State Sen. Walter F. Timilty, D-Milton, testified before the Joint Committee on COVID-19 and Emergency Preparedness and Management recently urging a favorable report on his PPE data transparency bill.
The bill, S.253, An Act relative to PPE Data Transparency, was filed by Timilty in collaboration with the Massachusetts Nurses Association. While Massachusetts continues to lead in vaccination rates, Timilty stressed that it is critical to be forward looking, with lessons learned from the past year and a half during the 16-month Massachusetts State of Emergency.
“We must remain vigilant as COVID-19 variants emerge,” Timilty said. “Healthcare workers continue to practice medicine in close quarters caring for infected and, in some cases, unvaccinated individuals. We must be prepared for any future contagious outbreak.”

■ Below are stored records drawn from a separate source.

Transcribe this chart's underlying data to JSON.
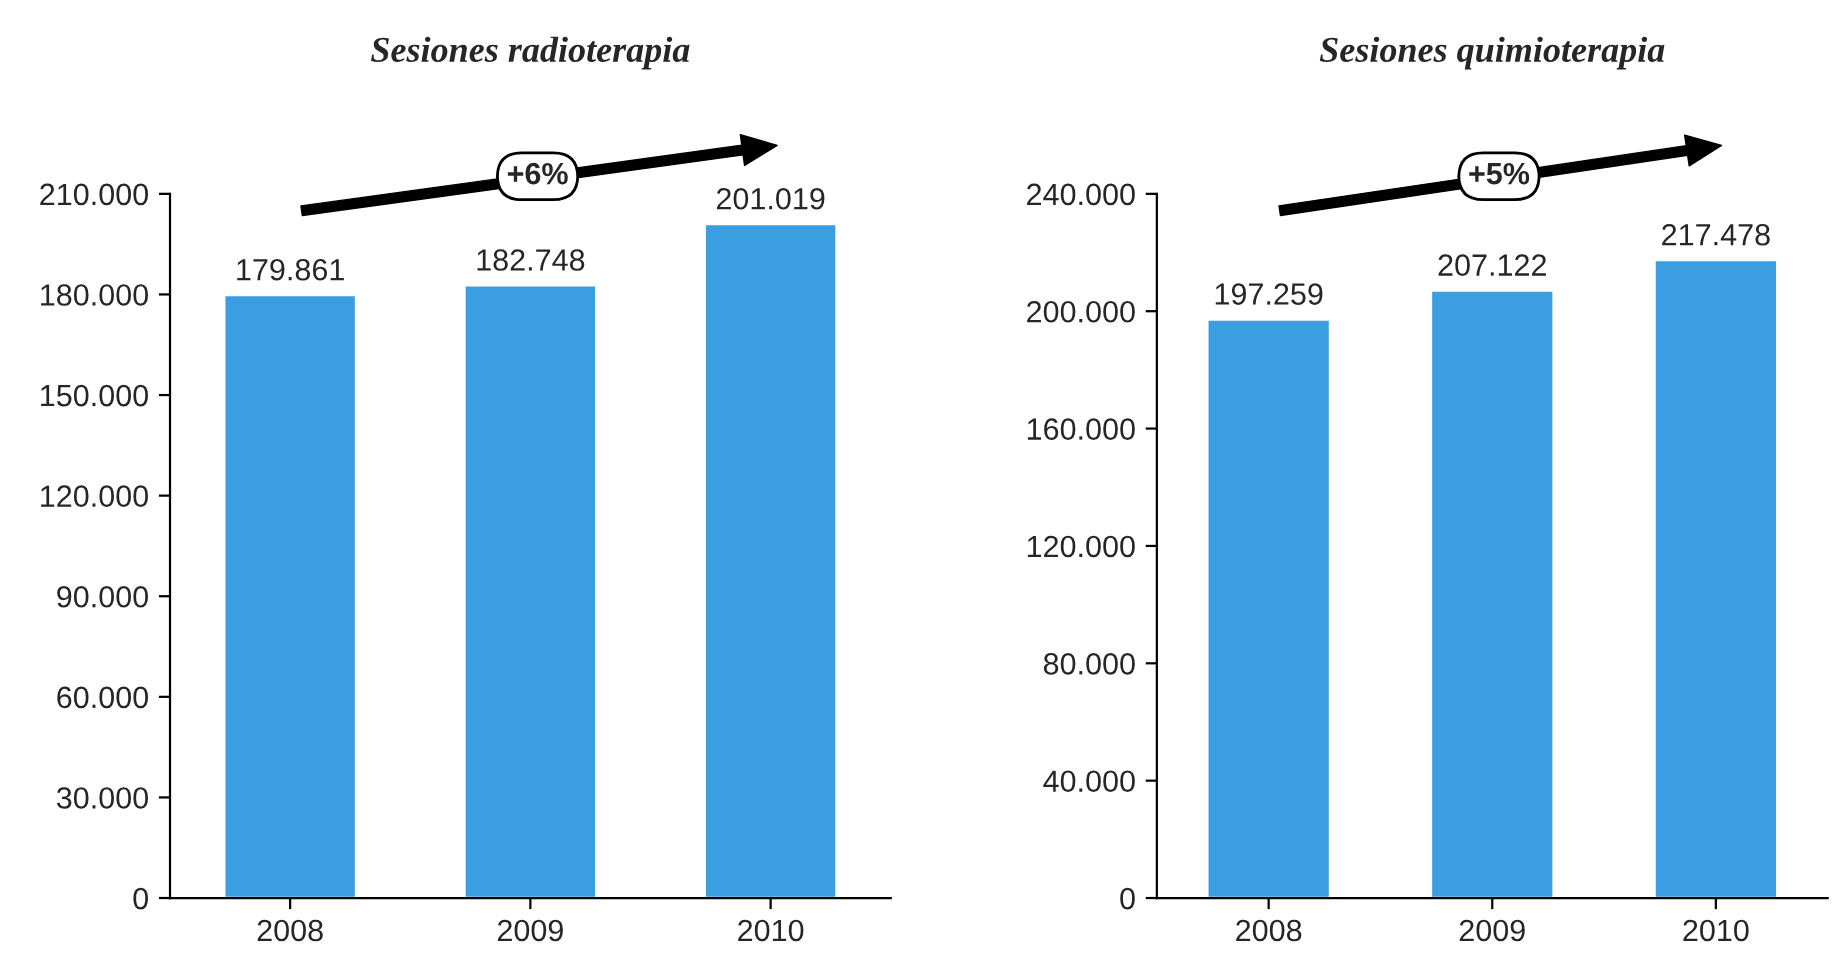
{
  "chart_data": [
    {
      "type": "bar",
      "title": "Sesiones radioterapia",
      "categories": [
        "2008",
        "2009",
        "2010"
      ],
      "values": [
        179861,
        182748,
        201019
      ],
      "value_labels": [
        "179.861",
        "182.748",
        "201.019"
      ],
      "color": "#3a9ee0",
      "ylim": [
        0,
        210000
      ],
      "yticks": [
        0,
        {
          "value": 30000,
          "label": "30.000"
        },
        {
          "value": 60000,
          "label": "60.000"
        },
        {
          "value": 90000,
          "label": "90.000"
        },
        {
          "value": 120000,
          "label": "120.000"
        },
        {
          "value": 150000,
          "label": "150.000"
        },
        {
          "value": 180000,
          "label": "180.000"
        },
        {
          "value": 210000,
          "label": "210.000"
        }
      ],
      "grid": false,
      "annotations": [
        "+6%"
      ]
    },
    {
      "type": "bar",
      "title": "Sesiones quimioterapia",
      "categories": [
        "2008",
        "2009",
        "2010"
      ],
      "values": [
        197259,
        207122,
        217478
      ],
      "value_labels": [
        "197.259",
        "207.122",
        "217.478"
      ],
      "color": "#3a9ee0",
      "ylim": [
        0,
        240000
      ],
      "yticks": [
        0,
        {
          "value": 40000,
          "label": "40.000"
        },
        {
          "value": 80000,
          "label": "80.000"
        },
        {
          "value": 120000,
          "label": "120.000"
        },
        {
          "value": 160000,
          "label": "160.000"
        },
        {
          "value": 200000,
          "label": "200.000"
        },
        {
          "value": 240000,
          "label": "240.000"
        }
      ],
      "grid": false,
      "annotations": [
        "+5%"
      ]
    }
  ]
}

Nurses and other frontline staff reported that they had been reusing single-use N95 masks multiple times. This placed not only healthcare workers, but also, patients in serious risk.
“One year ago, frontline healthcare workers were telling us that the lack of PPE and a reduction in health and safety standards were putting them at risk,” said Katie Murphy, registered nurse and president of the Massachusetts Nurses Association. “The facts have proven them correct. The lack of appropriate PPE exposed countless workers to COVID-19. We cannot let that happen again.

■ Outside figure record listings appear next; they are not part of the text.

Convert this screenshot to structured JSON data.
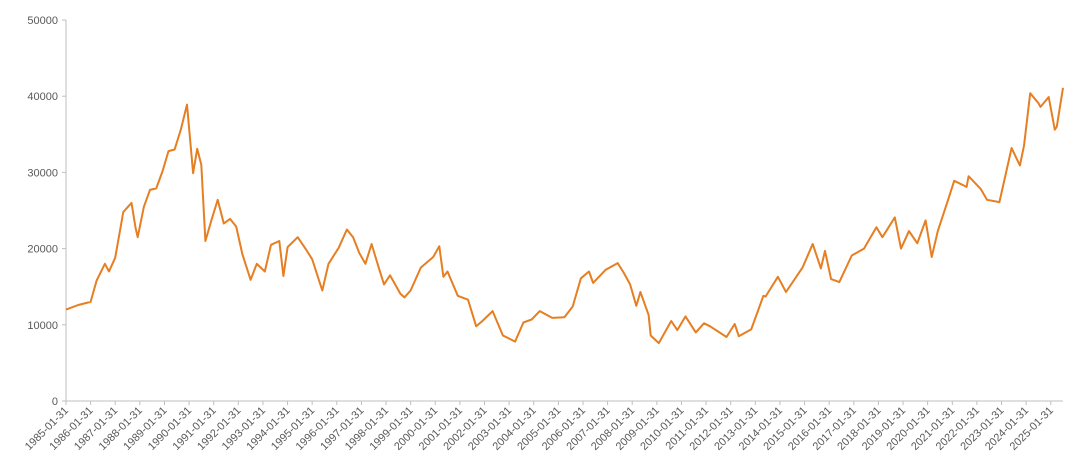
{
  "chart_data": {
    "type": "line",
    "x": [
      "1985-01-31",
      "1985-07-31",
      "1986-01-31",
      "1986-04-30",
      "1986-08-31",
      "1986-10-31",
      "1987-01-31",
      "1987-05-31",
      "1987-09-30",
      "1987-11-30",
      "1987-12-31",
      "1988-03-31",
      "1988-06-30",
      "1988-09-30",
      "1988-12-31",
      "1989-03-31",
      "1989-06-30",
      "1989-09-30",
      "1989-12-31",
      "1990-03-31",
      "1990-05-31",
      "1990-07-31",
      "1990-09-30",
      "1990-12-31",
      "1991-03-31",
      "1991-06-30",
      "1991-09-30",
      "1991-12-31",
      "1992-03-31",
      "1992-07-31",
      "1992-10-31",
      "1993-02-28",
      "1993-05-31",
      "1993-09-30",
      "1993-11-30",
      "1994-01-31",
      "1994-06-30",
      "1994-10-31",
      "1995-01-31",
      "1995-06-30",
      "1995-09-30",
      "1996-02-29",
      "1996-06-30",
      "1996-09-30",
      "1996-12-31",
      "1997-03-31",
      "1997-06-30",
      "1997-09-30",
      "1997-12-31",
      "1998-03-31",
      "1998-08-31",
      "1998-10-31",
      "1999-01-31",
      "1999-06-30",
      "1999-12-31",
      "2000-03-31",
      "2000-05-31",
      "2000-07-31",
      "2000-12-31",
      "2001-05-31",
      "2001-09-30",
      "2001-12-31",
      "2002-05-31",
      "2002-10-31",
      "2003-04-30",
      "2003-08-31",
      "2003-12-31",
      "2004-04-30",
      "2004-10-31",
      "2005-04-30",
      "2005-08-31",
      "2005-12-31",
      "2006-04-30",
      "2006-06-30",
      "2006-12-31",
      "2007-06-30",
      "2007-09-30",
      "2007-12-31",
      "2008-03-31",
      "2008-05-31",
      "2008-09-30",
      "2008-10-31",
      "2009-02-28",
      "2009-08-31",
      "2009-11-30",
      "2010-03-31",
      "2010-08-31",
      "2010-12-31",
      "2011-03-31",
      "2011-11-30",
      "2012-03-31",
      "2012-05-31",
      "2012-11-30",
      "2013-05-31",
      "2013-06-30",
      "2013-12-31",
      "2014-04-30",
      "2014-12-31",
      "2015-05-31",
      "2015-09-30",
      "2015-11-30",
      "2016-02-29",
      "2016-06-30",
      "2016-12-31",
      "2017-06-30",
      "2017-12-31",
      "2018-03-31",
      "2018-09-30",
      "2018-12-31",
      "2019-04-30",
      "2019-08-31",
      "2019-12-31",
      "2020-03-31",
      "2020-06-30",
      "2020-11-30",
      "2021-02-28",
      "2021-08-31",
      "2021-09-30",
      "2022-03-31",
      "2022-06-30",
      "2022-12-31",
      "2023-06-30",
      "2023-10-31",
      "2023-12-31",
      "2024-03-31",
      "2024-07-31",
      "2024-08-31",
      "2024-12-31",
      "2025-03-31",
      "2025-04-30",
      "2025-07-31"
    ],
    "series": [
      {
        "color": "#e67e22",
        "values": [
          12000,
          12600,
          13000,
          15800,
          18000,
          17000,
          18800,
          24800,
          26000,
          22700,
          21500,
          25500,
          27700,
          27900,
          30100,
          32800,
          33000,
          35600,
          38900,
          29900,
          33100,
          31000,
          21000,
          23800,
          26400,
          23300,
          23900,
          22900,
          19300,
          15900,
          18000,
          17000,
          20500,
          21000,
          16400,
          20200,
          21500,
          19900,
          18600,
          14500,
          18000,
          20100,
          22500,
          21500,
          19400,
          18000,
          20600,
          17900,
          15300,
          16500,
          14100,
          13600,
          14500,
          17500,
          18900,
          20300,
          16300,
          17000,
          13800,
          13300,
          9800,
          10500,
          11800,
          8600,
          7800,
          10300,
          10700,
          11800,
          10900,
          11000,
          12400,
          16100,
          17000,
          15500,
          17200,
          18100,
          16800,
          15300,
          12500,
          14300,
          11300,
          8600,
          7600,
          10500,
          9300,
          11100,
          9000,
          10200,
          9800,
          8400,
          10100,
          8500,
          9400,
          13800,
          13700,
          16300,
          14300,
          17500,
          20600,
          17400,
          19700,
          16000,
          15600,
          19100,
          20000,
          22800,
          21500,
          24100,
          20000,
          22300,
          20700,
          23700,
          18900,
          22300,
          26400,
          28900,
          28100,
          29500,
          27800,
          26400,
          26100,
          33200,
          30900,
          33500,
          40400,
          39100,
          38600,
          39900,
          35600,
          36000,
          41100
        ]
      }
    ],
    "xlim": [
      "1985-01-31",
      "2025-07-31"
    ],
    "xticks": [
      "1985-01-31",
      "1986-01-31",
      "1987-01-31",
      "1988-01-31",
      "1989-01-31",
      "1990-01-31",
      "1991-01-31",
      "1992-01-31",
      "1993-01-31",
      "1994-01-31",
      "1995-01-31",
      "1996-01-31",
      "1997-01-31",
      "1998-01-31",
      "1999-01-31",
      "2000-01-31",
      "2001-01-31",
      "2002-01-31",
      "2003-01-31",
      "2004-01-31",
      "2005-01-31",
      "2006-01-31",
      "2007-01-31",
      "2008-01-31",
      "2009-01-31",
      "2010-01-31",
      "2011-01-31",
      "2012-01-31",
      "2013-01-31",
      "2014-01-31",
      "2015-01-31",
      "2016-01-31",
      "2017-01-31",
      "2018-01-31",
      "2019-01-31",
      "2020-01-31",
      "2021-01-31",
      "2022-01-31",
      "2023-01-31",
      "2024-01-31",
      "2025-01-31"
    ],
    "ylim": [
      0,
      50000
    ],
    "yticks": [
      0,
      10000,
      20000,
      30000,
      40000,
      50000
    ]
  }
}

“So many times, nurses would request PPE and be told ‘no,’ or ‘you can reuse your mask,’ but when asked about their PPE supply, the facility would claim they had ‘enough.’ It certainly did not feel like ‘enough’ to frontline healthcare workers. That is why we are working with Sen. Timilty to pass this legislation which would provide transparency around PPE supply and efforts to obtain PPE. We must not get complacent. This is an issue of safety, transparency and fairness.”
While the Massachusetts State of Emergency has lifted, there is still a public health concern with possible variants.

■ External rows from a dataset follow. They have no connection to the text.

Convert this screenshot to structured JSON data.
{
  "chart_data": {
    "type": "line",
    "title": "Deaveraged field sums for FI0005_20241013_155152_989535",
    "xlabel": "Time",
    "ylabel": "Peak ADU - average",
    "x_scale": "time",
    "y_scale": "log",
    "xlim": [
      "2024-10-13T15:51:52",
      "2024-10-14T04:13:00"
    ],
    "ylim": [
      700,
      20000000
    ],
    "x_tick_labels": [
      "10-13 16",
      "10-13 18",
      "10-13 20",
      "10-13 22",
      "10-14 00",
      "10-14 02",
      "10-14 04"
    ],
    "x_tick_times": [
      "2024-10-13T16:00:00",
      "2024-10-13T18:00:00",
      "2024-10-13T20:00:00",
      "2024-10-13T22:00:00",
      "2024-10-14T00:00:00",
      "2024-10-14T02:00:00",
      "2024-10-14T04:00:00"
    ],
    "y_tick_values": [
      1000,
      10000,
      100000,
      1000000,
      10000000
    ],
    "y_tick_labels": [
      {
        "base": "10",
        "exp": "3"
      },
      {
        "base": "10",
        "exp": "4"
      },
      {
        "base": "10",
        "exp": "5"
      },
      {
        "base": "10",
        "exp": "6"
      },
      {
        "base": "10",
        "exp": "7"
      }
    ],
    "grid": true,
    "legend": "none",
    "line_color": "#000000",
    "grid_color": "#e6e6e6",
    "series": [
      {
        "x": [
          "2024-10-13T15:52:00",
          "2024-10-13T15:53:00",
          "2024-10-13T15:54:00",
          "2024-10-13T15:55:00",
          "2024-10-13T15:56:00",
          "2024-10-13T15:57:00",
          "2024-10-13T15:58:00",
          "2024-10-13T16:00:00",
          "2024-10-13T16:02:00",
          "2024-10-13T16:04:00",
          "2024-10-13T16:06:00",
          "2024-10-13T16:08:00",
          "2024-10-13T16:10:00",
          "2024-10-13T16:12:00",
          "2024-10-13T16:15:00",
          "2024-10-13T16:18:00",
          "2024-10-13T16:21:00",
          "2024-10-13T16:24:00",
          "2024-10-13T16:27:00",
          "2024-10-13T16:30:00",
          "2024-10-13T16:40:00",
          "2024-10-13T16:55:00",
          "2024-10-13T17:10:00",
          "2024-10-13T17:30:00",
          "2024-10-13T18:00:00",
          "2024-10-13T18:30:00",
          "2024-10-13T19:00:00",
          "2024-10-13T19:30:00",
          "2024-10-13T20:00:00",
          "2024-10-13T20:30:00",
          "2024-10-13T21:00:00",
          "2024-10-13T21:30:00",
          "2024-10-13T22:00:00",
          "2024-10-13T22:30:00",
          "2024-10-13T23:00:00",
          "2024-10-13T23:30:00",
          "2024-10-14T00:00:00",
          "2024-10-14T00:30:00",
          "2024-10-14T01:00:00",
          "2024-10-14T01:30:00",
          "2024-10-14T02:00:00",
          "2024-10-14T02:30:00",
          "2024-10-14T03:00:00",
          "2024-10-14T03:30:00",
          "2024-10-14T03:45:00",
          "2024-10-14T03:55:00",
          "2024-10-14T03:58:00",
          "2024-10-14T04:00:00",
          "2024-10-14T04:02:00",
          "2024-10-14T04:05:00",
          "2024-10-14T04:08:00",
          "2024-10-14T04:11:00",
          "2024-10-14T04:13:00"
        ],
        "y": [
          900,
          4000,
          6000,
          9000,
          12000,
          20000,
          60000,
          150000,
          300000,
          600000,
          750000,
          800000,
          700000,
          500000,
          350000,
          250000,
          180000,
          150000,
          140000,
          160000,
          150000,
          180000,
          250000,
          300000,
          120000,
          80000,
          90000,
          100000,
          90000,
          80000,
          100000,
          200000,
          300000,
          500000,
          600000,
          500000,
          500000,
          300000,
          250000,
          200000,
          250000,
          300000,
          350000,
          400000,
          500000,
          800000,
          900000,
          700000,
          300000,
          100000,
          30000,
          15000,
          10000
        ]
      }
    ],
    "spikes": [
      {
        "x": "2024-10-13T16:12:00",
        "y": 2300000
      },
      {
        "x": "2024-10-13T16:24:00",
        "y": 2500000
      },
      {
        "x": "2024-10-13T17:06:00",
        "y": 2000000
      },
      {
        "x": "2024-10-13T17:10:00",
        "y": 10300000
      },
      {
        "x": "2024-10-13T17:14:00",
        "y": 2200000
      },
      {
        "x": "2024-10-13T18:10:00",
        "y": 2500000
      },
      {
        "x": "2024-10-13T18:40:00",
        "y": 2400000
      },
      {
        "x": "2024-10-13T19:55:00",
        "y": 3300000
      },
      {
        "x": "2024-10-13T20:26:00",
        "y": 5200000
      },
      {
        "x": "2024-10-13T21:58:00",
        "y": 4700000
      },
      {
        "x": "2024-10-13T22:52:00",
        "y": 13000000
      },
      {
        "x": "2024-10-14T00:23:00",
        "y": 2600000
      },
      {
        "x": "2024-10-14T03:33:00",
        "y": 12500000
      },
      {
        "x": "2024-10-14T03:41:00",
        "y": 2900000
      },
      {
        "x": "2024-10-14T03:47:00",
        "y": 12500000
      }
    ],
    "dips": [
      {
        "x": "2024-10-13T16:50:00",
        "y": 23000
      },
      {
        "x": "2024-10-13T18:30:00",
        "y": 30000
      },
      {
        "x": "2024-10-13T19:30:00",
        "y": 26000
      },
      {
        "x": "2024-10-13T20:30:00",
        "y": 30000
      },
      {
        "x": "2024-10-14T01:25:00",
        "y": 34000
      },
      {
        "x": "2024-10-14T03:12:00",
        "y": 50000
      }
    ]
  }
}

“Our healthcare workers from across the Commonwealth weathered the first and second surge of COVID-19 without the proper personal protective equipment on hand,” Timilty said. “This shortage placed the lives of our healthcare workers at great risk. We must not place these professionals, or their patients, at risk like this ever again. In my estimation, the risk to our frontline workers could have been mitigated if there were sufficient personal protective equipment in place to ensure their safety when providing critical care to the patients of the Commonwealth.”
The bill, filed by Timilty, will mandate that the Office of Preparedness and Emergency Management require each healthcare facility to designate an inventory manager for all PPE. Moreover, the inventory manager will be required to provide documentation of all PPE on hand to meet the standards that were in place by the Center for Disease Control, as of Jan. 1, 2020. The documentation will include the process for and attempts made to meet the standards.
“This will be a continuous process, with reports being required every 14 days,” Timilty said. “Additionally, the OPEM must report this information publicly.”
The bill is intended to help identify PPE supply gaps and shortages at each facility.
“In short, in order to address this PPE issue among healthcare facilities, data and transparency is required,” Timilty said.